И на вишни он взглянул в это утро по-новому. Вернее, сегодня он их увидел: прежде эти вишни не останавливали его внимания; для него было все равно — растут они тут или не растут. А сегодня и они стали ему чем-то близкими, и он как бы признал их существование.

А вечером, идя с Колей Шатровым на главную улицу и перепрыгивая через свежевырытые траншеи, он даже с радостью подумал о том, что в городе будет трамвай, что город станет лучше.

А в следующее воскресенье он с любовью сажал молодые тонкие тополя вдоль будущей трамвайной линии, хотя жить постоянно в городе он никогда и не собирался.

Здесь, на комсомольском воскреснике, он снова встретился с Любой.

Впрочем, с того памятного вечера, когда он дал себе слово больше не только не разговаривать с ней, но и не смотреть в ее сторону, он тем не менее видел ее чуть ли не каждый день, хотя вовсе не искал встречи с ней, — все получалось как-то само собой. Войдет он в столовую и машинально отыщет ее глазами. Убедившись, что она тут, в столовой, он уже больше не смотрит в ее сторону, для него она уже будто бы не существует. То же самое происходило и в кино и на комсомольском собрании.

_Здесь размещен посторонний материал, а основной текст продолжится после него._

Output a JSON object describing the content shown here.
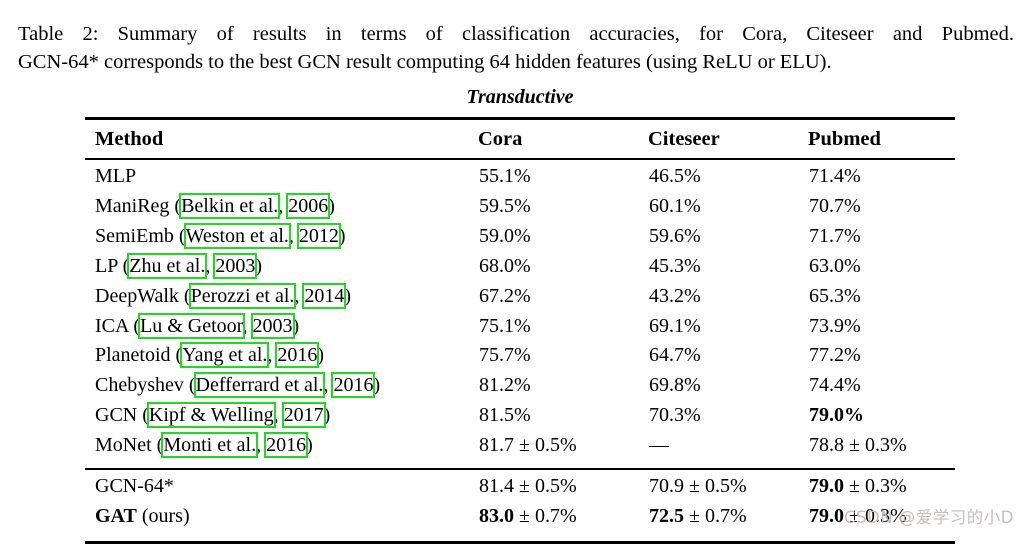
{
  "caption": {
    "line1": "Table 2: Summary of results in terms of classification accuracies, for Cora, Citeseer and Pubmed.",
    "line2": "GCN-64* corresponds to the best GCN result computing 64 hidden features (using ReLU or ELU)."
  },
  "table": {
    "title": "Transductive",
    "headers": [
      "Method",
      "Cora",
      "Citeseer",
      "Pubmed"
    ],
    "baseline_rows": [
      {
        "method": [
          {
            "t": "MLP"
          }
        ],
        "values": [
          [
            {
              "t": "55.1%"
            }
          ],
          [
            {
              "t": "46.5%"
            }
          ],
          [
            {
              "t": "71.4%"
            }
          ]
        ]
      },
      {
        "method": [
          {
            "t": "ManiReg ("
          },
          {
            "t": "Belkin et al.",
            "link": true
          },
          {
            "t": ", "
          },
          {
            "t": "2006",
            "link": true
          },
          {
            "t": ")"
          }
        ],
        "values": [
          [
            {
              "t": "59.5%"
            }
          ],
          [
            {
              "t": "60.1%"
            }
          ],
          [
            {
              "t": "70.7%"
            }
          ]
        ]
      },
      {
        "method": [
          {
            "t": "SemiEmb ("
          },
          {
            "t": "Weston et al.",
            "link": true
          },
          {
            "t": ", "
          },
          {
            "t": "2012",
            "link": true
          },
          {
            "t": ")"
          }
        ],
        "values": [
          [
            {
              "t": "59.0%"
            }
          ],
          [
            {
              "t": "59.6%"
            }
          ],
          [
            {
              "t": "71.7%"
            }
          ]
        ]
      },
      {
        "method": [
          {
            "t": "LP ("
          },
          {
            "t": "Zhu et al.",
            "link": true
          },
          {
            "t": ", "
          },
          {
            "t": "2003",
            "link": true
          },
          {
            "t": ")"
          }
        ],
        "values": [
          [
            {
              "t": "68.0%"
            }
          ],
          [
            {
              "t": "45.3%"
            }
          ],
          [
            {
              "t": "63.0%"
            }
          ]
        ]
      },
      {
        "method": [
          {
            "t": "DeepWalk ("
          },
          {
            "t": "Perozzi et al.",
            "link": true
          },
          {
            "t": ", "
          },
          {
            "t": "2014",
            "link": true
          },
          {
            "t": ")"
          }
        ],
        "values": [
          [
            {
              "t": "67.2%"
            }
          ],
          [
            {
              "t": "43.2%"
            }
          ],
          [
            {
              "t": "65.3%"
            }
          ]
        ]
      },
      {
        "method": [
          {
            "t": "ICA ("
          },
          {
            "t": "Lu & Getoor",
            "link": true
          },
          {
            "t": ", "
          },
          {
            "t": "2003",
            "link": true
          },
          {
            "t": ")"
          }
        ],
        "values": [
          [
            {
              "t": "75.1%"
            }
          ],
          [
            {
              "t": "69.1%"
            }
          ],
          [
            {
              "t": "73.9%"
            }
          ]
        ]
      },
      {
        "method": [
          {
            "t": "Planetoid ("
          },
          {
            "t": "Yang et al.",
            "link": true
          },
          {
            "t": ", "
          },
          {
            "t": "2016",
            "link": true
          },
          {
            "t": ")"
          }
        ],
        "values": [
          [
            {
              "t": "75.7%"
            }
          ],
          [
            {
              "t": "64.7%"
            }
          ],
          [
            {
              "t": "77.2%"
            }
          ]
        ]
      },
      {
        "method": [
          {
            "t": "Chebyshev ("
          },
          {
            "t": "Defferrard et al.",
            "link": true
          },
          {
            "t": ", "
          },
          {
            "t": "2016",
            "link": true
          },
          {
            "t": ")"
          }
        ],
        "values": [
          [
            {
              "t": "81.2%"
            }
          ],
          [
            {
              "t": "69.8%"
            }
          ],
          [
            {
              "t": "74.4%"
            }
          ]
        ]
      },
      {
        "method": [
          {
            "t": "GCN ("
          },
          {
            "t": "Kipf & Welling",
            "link": true
          },
          {
            "t": ", "
          },
          {
            "t": "2017",
            "link": true
          },
          {
            "t": ")"
          }
        ],
        "values": [
          [
            {
              "t": "81.5%"
            }
          ],
          [
            {
              "t": "70.3%"
            }
          ],
          [
            {
              "t": "79.0%",
              "b": true
            }
          ]
        ]
      },
      {
        "method": [
          {
            "t": "MoNet ("
          },
          {
            "t": "Monti et al.",
            "link": true
          },
          {
            "t": ", "
          },
          {
            "t": "2016",
            "link": true
          },
          {
            "t": ")"
          }
        ],
        "values": [
          [
            {
              "t": "81.7 ± 0.5%"
            }
          ],
          [
            {
              "t": "—"
            }
          ],
          [
            {
              "t": "78.8 ± 0.3%"
            }
          ]
        ]
      }
    ],
    "final_rows": [
      {
        "method": [
          {
            "t": "GCN-64*"
          }
        ],
        "values": [
          [
            {
              "t": "81.4 ± 0.5%"
            }
          ],
          [
            {
              "t": "70.9 ± 0.5%"
            }
          ],
          [
            {
              "t": "79.0",
              "b": true
            },
            {
              "t": " ± 0.3%"
            }
          ]
        ]
      },
      {
        "method": [
          {
            "t": "GAT",
            "b": true
          },
          {
            "t": " (ours)"
          }
        ],
        "values": [
          [
            {
              "t": "83.0",
              "b": true
            },
            {
              "t": " ± 0.7%"
            }
          ],
          [
            {
              "t": "72.5",
              "b": true
            },
            {
              "t": " ± 0.7%"
            }
          ],
          [
            {
              "t": "79.0",
              "b": true
            },
            {
              "t": " ± 0.3%"
            }
          ]
        ]
      }
    ]
  },
  "watermark": {
    "text": "CSDN @爱学习的小D"
  },
  "colors": {
    "citation_box": "#22d822",
    "watermark": "#c6bdbd"
  }
}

Так же поступала и Люба. А ведь они даже и не думали делать этого, все получалось совершенно случайно.

В воскресенье тоже все произошло случайно. Люба оказалась в бригаде Андрея. Андрей подозревал, что получилось это не без участия Коли Шатрова или Олеся Подопригоры, но делать было нечего.

Долгое время Андрей не интересовался работой Любы. Но сердце его тянулось к ней. Встретившись случайно с ней глазами, он понял, что она тоже хочет поговорить с ним.

В этот вечер он узнал, что и она тогда прождала его напрасно неподалеку от киоска.